Introduction

Integrate-and-fire models are often employed in studies of the computational properties of neural systems (single neurons or neural networks). Different voltage-dependencies in the subthreshold dynamics have been used – from the very simple and analytically tractable perfect integrator to the more realistic but analytically more complicated leaky and quadratic IF models. Our comparison is based on parameter choices for the different models that make their firing rate and the CV of their interspike intervals equal. How different is the spontaneous activity of different models in terms of the ISI coefficient of variation or spike train power spectra? How do response and coherence functions of distinct IF models differ? And how strongly do the spike trains of two IF neurons correlate if they are driven by a common stimulus?
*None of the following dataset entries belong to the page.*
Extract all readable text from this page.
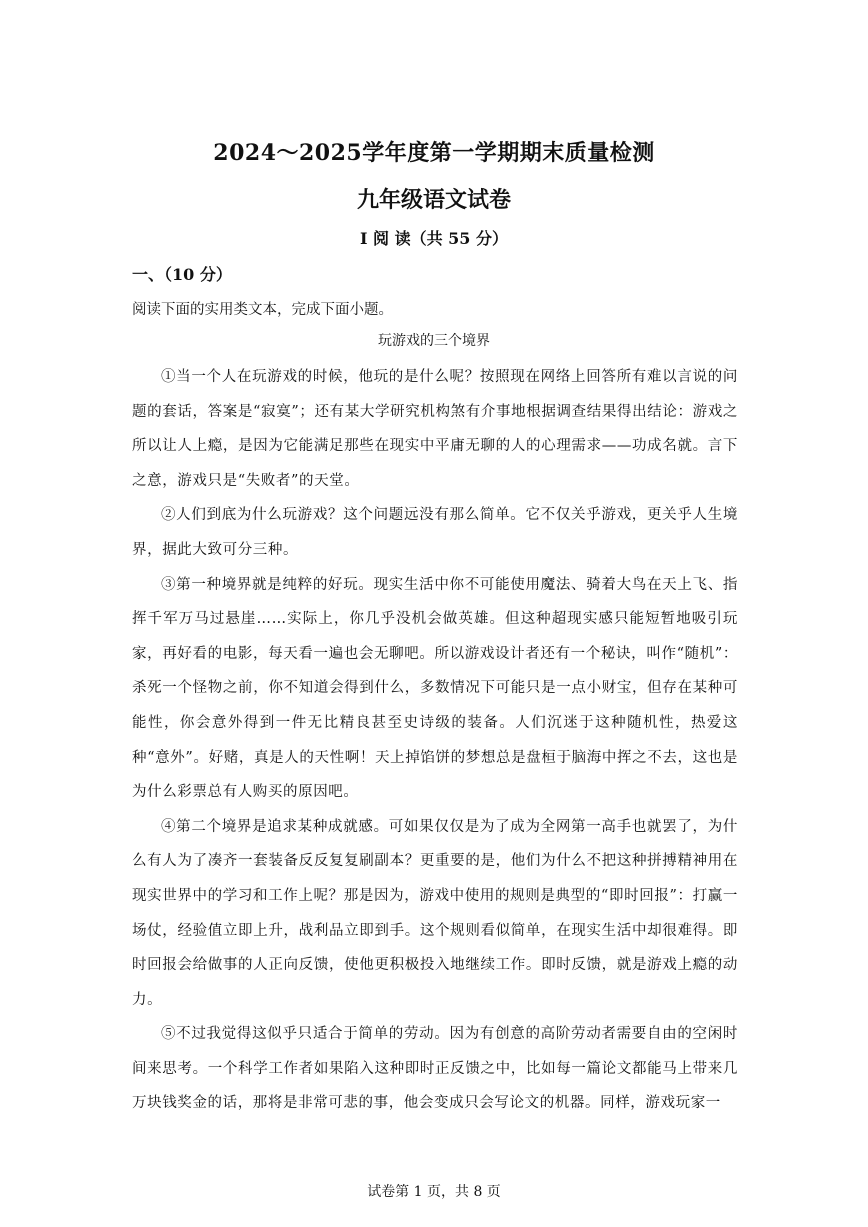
2024～2025学年度第一学期期末质量检测
九年级语文试卷
Ⅰ 阅 读（共 55 分）
一、（10 分）
阅读下面的实用类文本，完成下面小题。
玩游戏的三个境界

①当一个人在玩游戏的时候，他玩的是什么呢？按照现在网络上回答所有难以言说的问题的套话，答案是“寂寞”；还有某大学研究机构煞有介事地根据调查结果得出结论：游戏之所以让人上瘾，是因为它能满足那些在现实中平庸无聊的人的心理需求——功成名就。言下之意，游戏只是“失败者”的天堂。

②人们到底为什么玩游戏？这个问题远没有那么简单。它不仅关乎游戏，更关乎人生境界，据此大致可分三种。

③第一种境界就是纯粹的好玩。现实生活中你不可能使用魔法、骑着大鸟在天上飞、指挥千军万马过悬崖……实际上，你几乎没机会做英雄。但这种超现实感只能短暂地吸引玩家，再好看的电影，每天看一遍也会无聊吧。所以游戏设计者还有一个秘诀，叫作“随机”：杀死一个怪物之前，你不知道会得到什么，多数情况下可能只是一点小财宝，但存在某种可能性，你会意外得到一件无比精良甚至史诗级的装备。人们沉迷于这种随机性，热爱这种“意外”。好赌，真是人的天性啊！天上掉馅饼的梦想总是盘桓于脑海中挥之不去，这也是为什么彩票总有人购买的原因吧。

④第二个境界是追求某种成就感。可如果仅仅是为了成为全网第一高手也就罢了，为什么有人为了凑齐一套装备反反复复刷副本？更重要的是，他们为什么不把这种拼搏精神用在现实世界中的学习和工作上呢？那是因为，游戏中使用的规则是典型的“即时回报”：打赢一场仗，经验值立即上升，战利品立即到手。这个规则看似简单，在现实生活中却很难得。即时回报会给做事的人正向反馈，使他更积极投入地继续工作。即时反馈，就是游戏上瘾的动力。

⑤不过我觉得这似乎只适合于简单的劳动。因为有创意的高阶劳动者需要自由的空闲时间来思考。一个科学工作者如果陷入这种即时正反馈之中，比如每一篇论文都能马上带来几万块钱奖金的话，那将是非常可悲的事，他会变成只会写论文的机器。同样，游戏玩家一

试卷第 1 页，共 8 页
How can we make the neurons input parameters comparable in the first place?

Methods

We study three different integrate-and-fire (IF) models, the perfect, leaky, and quadratic IF model driven by white Gaussian noise and present a systematic comparison of their spontaneous and driven firing statistics in terms of power spectra, susceptibilities, and coherence functions. To compare the parameter choices for the different models, we made their firing rates and the CV of their interspike intervals equal. We inspect the spontaneous power spectrum and the response functions for nine different firing regimes. For selected parameter values we also look at the correlations induced in the spike trains of two neurons by a common stimulus.

Results

We prove that rate and CV uniquely determine the input parameters [1]. We find that power spectra and spontaneous activities are similar for all three models while the input-output and the correlation statistics depend on the specific voltage dependence of the model and on the firing regime (combination of rate and CV) considered. We uncover relations between the strength of output correlations and the linear response of the respective model and demonstrate that depending on the firing regime either two leaky or two quadratic IF neurons correlate stronger. Furthermore, we show analytically that the output correlation of the spike counts of two perfect IF neurons is always equal to the input correlation.